Sometimes I read a book that is so good I know that I could never write anything of that quality, for example, Fahrenheit 451 or The Name of the Wind. How can someone write a book that is able to draw you in so completely?

How can someone write a series of books with so many competing characters, giving them all space to develop, and still make you want to read every page, for example, Game of Thrones or The Traitor Son Cycle? How are some authors able to be so prolific, Brandon Sanderson, while for others it can appear to be like pulling teeth, Patrick Rothfuss?

On the other side, sometimes I read a perfectly good book and think to myself, I could write something as good as that.
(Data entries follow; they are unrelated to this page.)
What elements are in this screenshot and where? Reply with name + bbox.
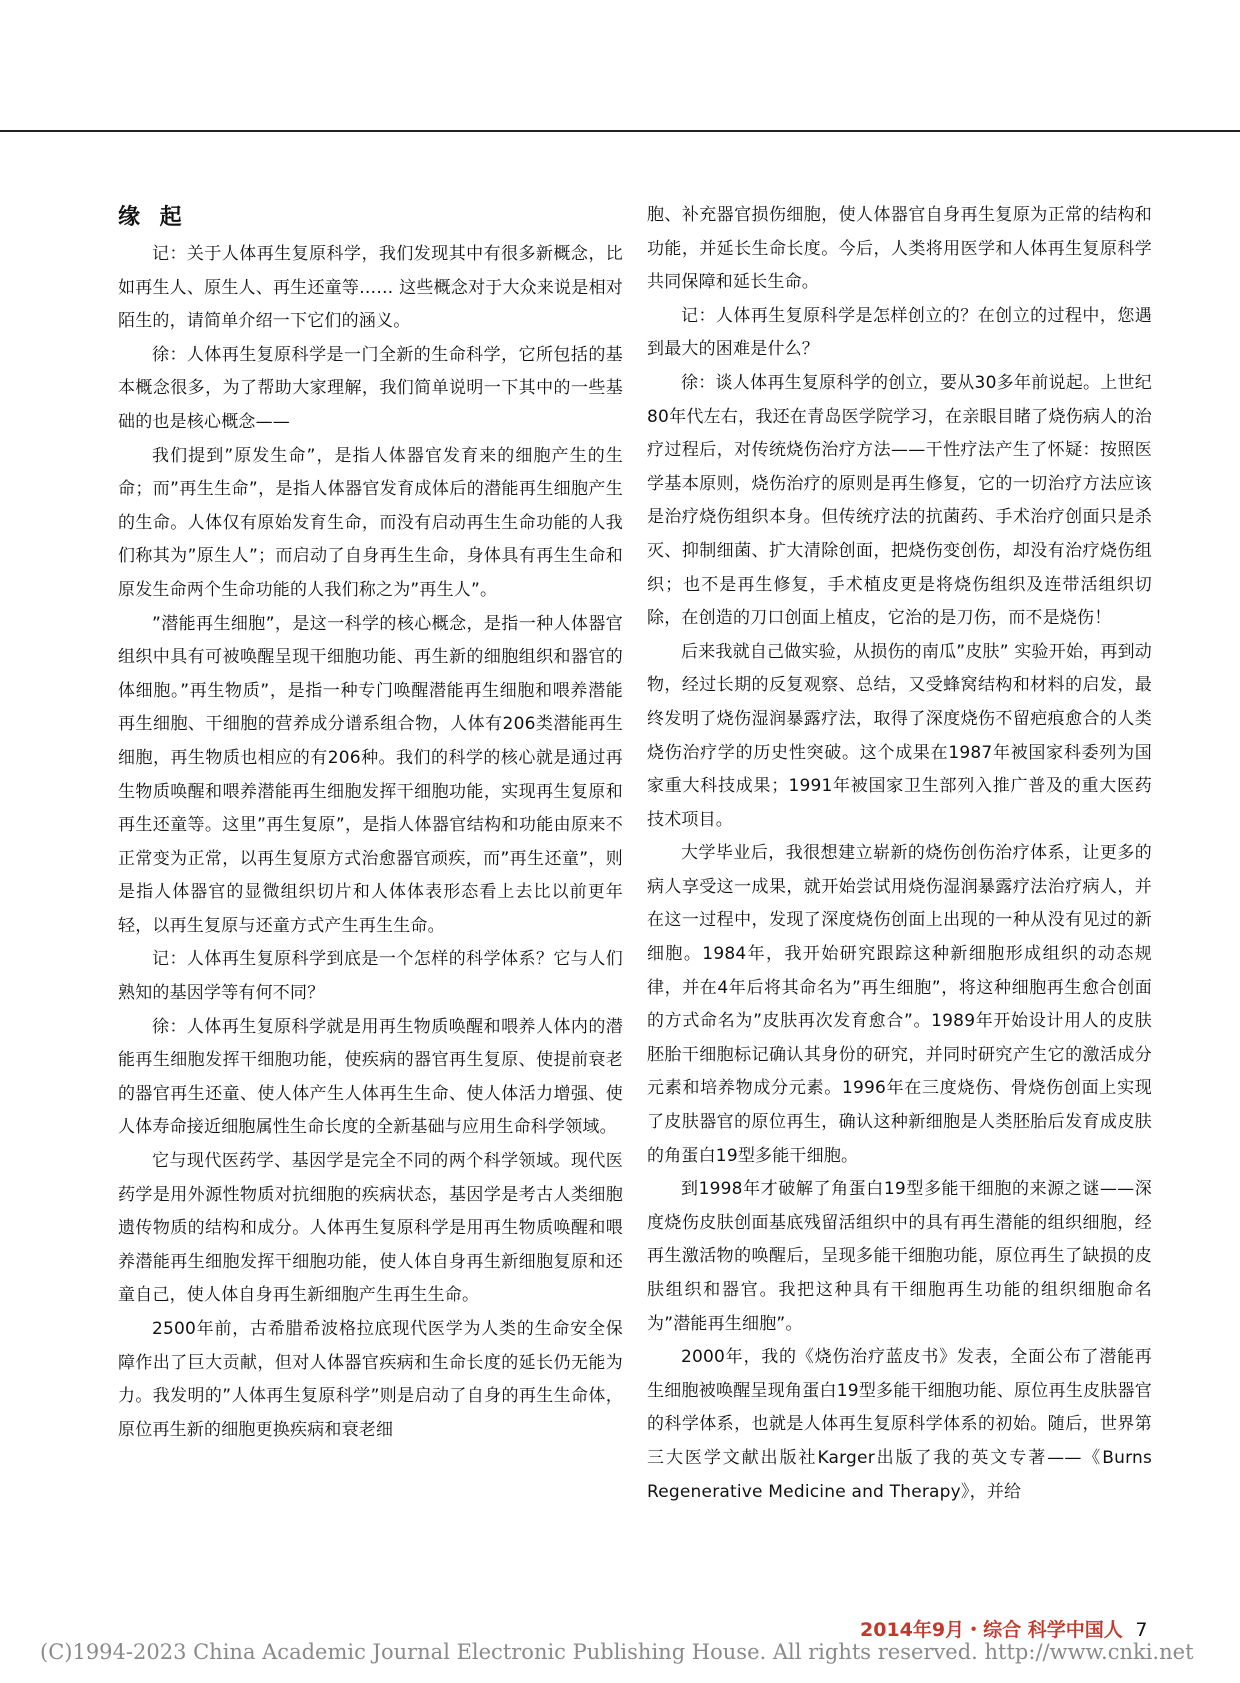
paragraph: 我们提到”原发生命”，是指人体器官发育来的细胞产生的生命；而”再生生命”，是指人体器官发育成体后的潜能再生细胞产生的生命。人体仅有原始发育生命，而没有启动再生生命功能的人我们称其为”原生人”；而启动了自身再生生命，身体具有再生生命和原发生命两个生命功能的人我们称之为”再生人”。 (118, 445, 623, 600)
section-heading: 缘 起 (118, 205, 188, 230)
paragraph: 大学毕业后，我很想建立崭新的烧伤创伤治疗体系，让更多的病人享受这一成果，就开始尝试用烧伤湿润暴露疗法治疗病人，并在这一过程中，发现了深度烧伤创面上出现的一种从没有见过的新细胞。1984年，我开始研究跟踪这种新细胞形成组织的动态规律，并在4年后将其命名为”再生细胞”，将这种细胞再生愈合创面的方式命名为”皮肤再次发育愈合”。1989年开始设计用人的皮肤胚胎干细胞标记确认其身份的研究，并同时研究产生它的激活成分元素和培养物成分元素。1996年在三度烧伤、骨烧伤创面上实现了皮肤器官的原位再生，确认这种新细胞是人类胚胎后发育成皮肤的角蛋白19型多能干细胞。 (647, 843, 1152, 1166)
paragraph: 记：人体再生复原科学是怎样创立的？在创立的过程中，您遇到最大的困难是什么？ (647, 305, 1152, 360)
left-column (118, 200, 623, 1447)
paragraph: 记：人体再生复原科学到底是一个怎样的科学体系？它与人们熟知的基因学等有何不同？ (118, 949, 623, 1004)
paragraph: 记：关于人体再生复原科学，我们发现其中有很多新概念，比如再生人、原生人、再生还童等…… 这些概念对于大众来说是相对陌生的，请简单介绍一下它们的涵义。 (118, 244, 623, 332)
paragraph: 它与现代医药学、基因学是完全不同的两个科学领域。现代医药学是用外源性物质对抗细胞的疾病状态，基因学是考古人类细胞遗传物质的结构和成分。人体再生复原科学是用再生物质唤醒和喂养潜能再生细胞发挥干细胞功能，使人体自身再生新细胞复原和还童自己，使人体自身再生新细胞产生再生生命。 (118, 1151, 623, 1306)
paragraph: 2000年，我的《烧伤治疗蓝皮书》发表，全面公布了潜能再生细胞被唤醒呈现角蛋白19型多能干细胞功能、原位再生皮肤器官的科学体系，也就是人体再生复原科学体系的初始。随后，世界第三大医学文献出版社Karger出版了我的英文专著——《Burns Regenerative Medicine and Therapy》，并给 (647, 1347, 1152, 1502)
paragraph: 徐：人体再生复原科学就是用再生物质唤醒和喂养人体内的潜能再生细胞发挥干细胞功能，使疾病的器官再生复原、使提前衰老的器官再生还童、使人体产生人体再生生命、使人体活力增强、使人体寿命接近细胞属性生命长度的全新基础与应用生命科学领域。 (118, 1016, 623, 1138)
issue-label: 2014年9月・综合 (860, 1619, 1022, 1641)
paragraph: 后来我就自己做实验，从损伤的南瓜”皮肤” 实验开始，再到动物，经过长期的反复观察、总结，又受蜂窝结构和材料的启发，最终发明了烧伤湿润暴露疗法，取得了深度烧伤不留疤痕愈合的人类烧伤治疗学的历史性突破。这个成果在1987年被国家科委列为国家重大科技成果；1991年被国家卫生部列入推广普及的重大医药技术项目。 (647, 641, 1152, 830)
magazine-name: 科学中国人 (1027, 1619, 1123, 1641)
paragraph: 到1998年才破解了角蛋白19型多能干细胞的来源之谜——深度烧伤皮肤创面基底残留活组织中的具有再生潜能的组织细胞，经再生激活物的唤醒后，呈现多能干细胞功能，原位再生了缺损的皮肤组织和器官。我把这种具有干细胞再生功能的组织细胞命名为”潜能再生细胞”。 (647, 1179, 1152, 1334)
paragraph: 徐：谈人体再生复原科学的创立，要从30多年前说起。上世纪80年代左右，我还在青岛医学院学习，在亲眼目睹了烧伤病人的治疗过程后，对传统烧伤治疗方法——干性疗法产生了怀疑：按照医学基本原则，烧伤治疗的原则是再生修复，它的一切治疗方法应该是治疗烧伤组织本身。但传统疗法的抗菌药、手术治疗创面只是杀灭、抑制细菌、扩大清除创面，把烧伤变创伤，却没有治疗烧伤组织；也不是再生修复，手术植皮更是将烧伤组织及连带活组织切除，在创造的刀口创面上植皮，它治的是刀伤，而不是烧伤！ (647, 372, 1152, 629)
paragraph-continuation: 胞、补充器官损伤细胞，使人体器官自身再生复原为正常的结构和功能，并延长生命长度。今后，人类将用医学和人体再生复原科学共同保障和延长生命。 (647, 205, 1152, 293)
copyright-watermark: (C)1994-2023 China Academic Journal Electronic Publishing House. All rights reserved. http://www.cnki.net (40, 1640, 1194, 1664)
paragraph: 徐：人体再生复原科学是一门全新的生命科学，它所包括的基本概念很多，为了帮助大家理解，我们简单说明一下其中的一些基础的也是核心概念—— (118, 344, 623, 432)
paragraph: ”潜能再生细胞”，是这一科学的核心概念，是指一种人体器官组织中具有可被唤醒呈现干细胞功能、再生新的细胞组织和器官的体细胞。”再生物质”，是指一种专门唤醒潜能再生细胞和喂养潜能再生细胞、干细胞的营养成分谱系组合物，人体有206类潜能再生细胞，再生物质也相应的有206种。我们的科学的核心就是通过再生物质唤醒和喂养潜能再生细胞发挥干细胞功能，实现再生复原和再生还童等。这里”再生复原”，是指人体器官结构和功能由原来不正常变为正常，以再生复原方式治愈器官顽疾，而”再生还童”，则是指人体器官的显微组织切片和人体体表形态看上去比以前更年轻，以再生复原与还童方式产生再生生命。 (118, 613, 623, 936)
right-column (647, 199, 1152, 1509)
paragraph: 2500年前，古希腊希波格拉底现代医学为人类的生命安全保障作出了巨大贡献，但对人体器官疾病和生命长度的延长仍无能为力。我发明的”人体再生复原科学”则是启动了自身的再生生命体，原位再生新的细胞更换疾病和衰老细 (118, 1319, 623, 1440)
page-number: 7 (1135, 1619, 1148, 1641)
top-rule (0, 130, 1240, 132)
page-footer (860, 1615, 1147, 1642)
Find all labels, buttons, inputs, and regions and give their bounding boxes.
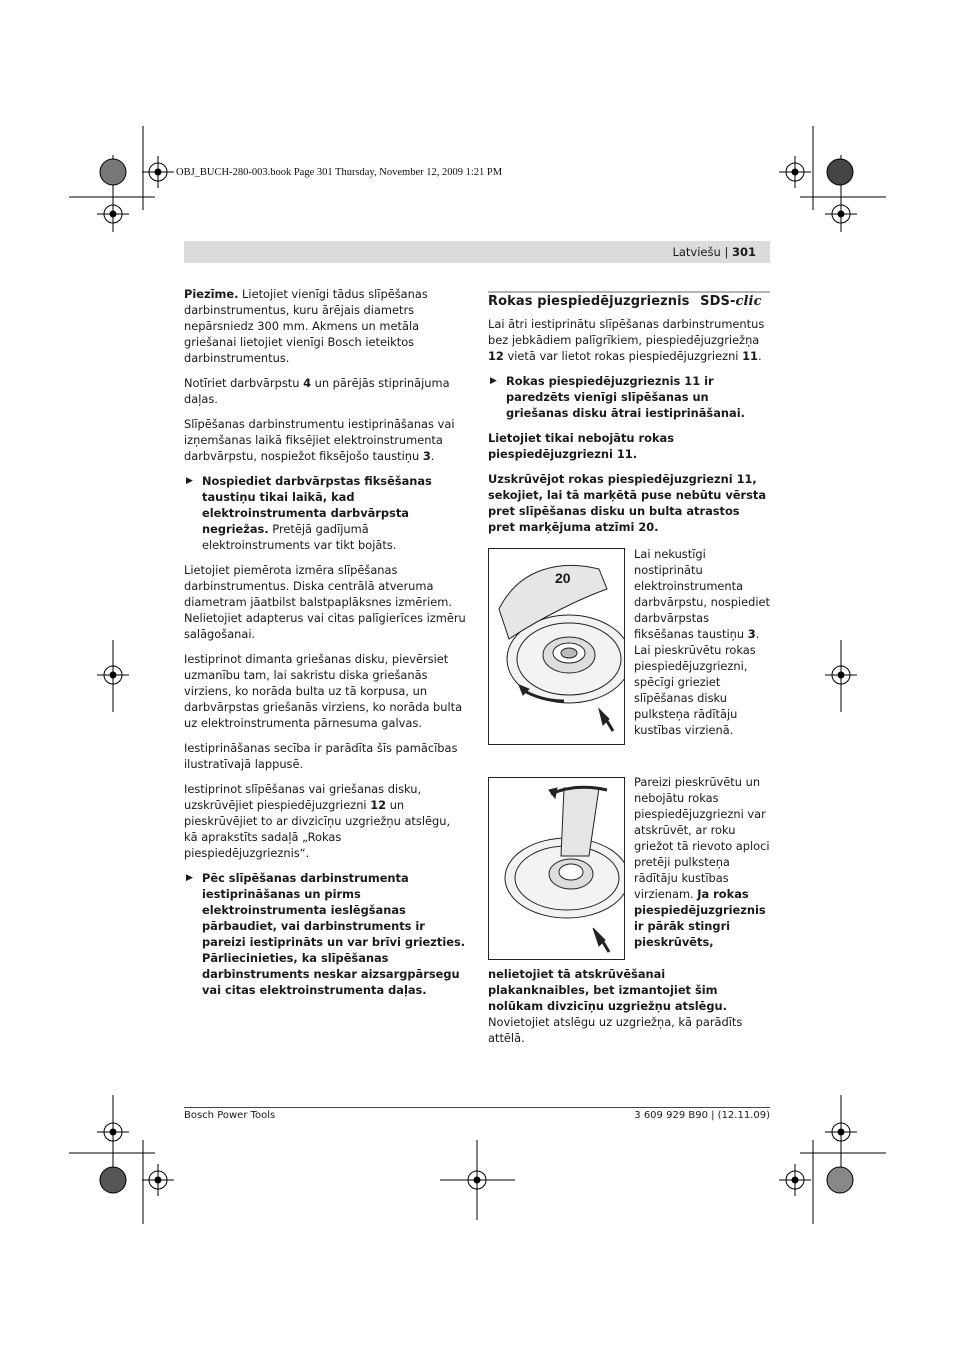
note-text: Lietojiet vienīgi tādus slīpēšanas darbinstrumentus, kuru ārējais diametrs nepārsniedz 300 mm. Akmens un metāla griešanai lietojiet vienīgi Bosch ieteiktos darbinstrumentus. <box>184 287 428 365</box>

I enjoy reading Richard Laymon’s style of trashy horror/splatterpunk novels, they are a guilty pleasure, but deep down, I’m sure that I could write something equally as good, possibly with deeper characters and less contrived situations.

Authors are often asked where they get their ideas from. I have ideas. They come to me when I’m out running or walking on my own, or with our dog, although her input is very minimal with the ever present theme of unlimited bones. One very unoriginal idea I have, is what if the Covid vaccines contained nano-microchips, and that when a tipping point is reached, the microchips become activated and act like a hive mind, turning every person in the world who has received the vaccine into psychopathic cannibals.

Can I flesh out that basic premise into a full blown novel? Would anyone want to read it? Would anyone want to publish it? I’m not naïve enough to expect Penguin or Gollancz to publish it, with a huge five book advance and film studios entering into a bidding war over the rights? It would definitely be self published as an e-book, but how long would it take to write. If I could steal an hour every other day, and manage 500 words, then it would take nine or ten months, plus another couple of months refining and re-writing. Maybe a little extra, just in case.

I’m going to write in my diary, Publish Book, 1st September 2023.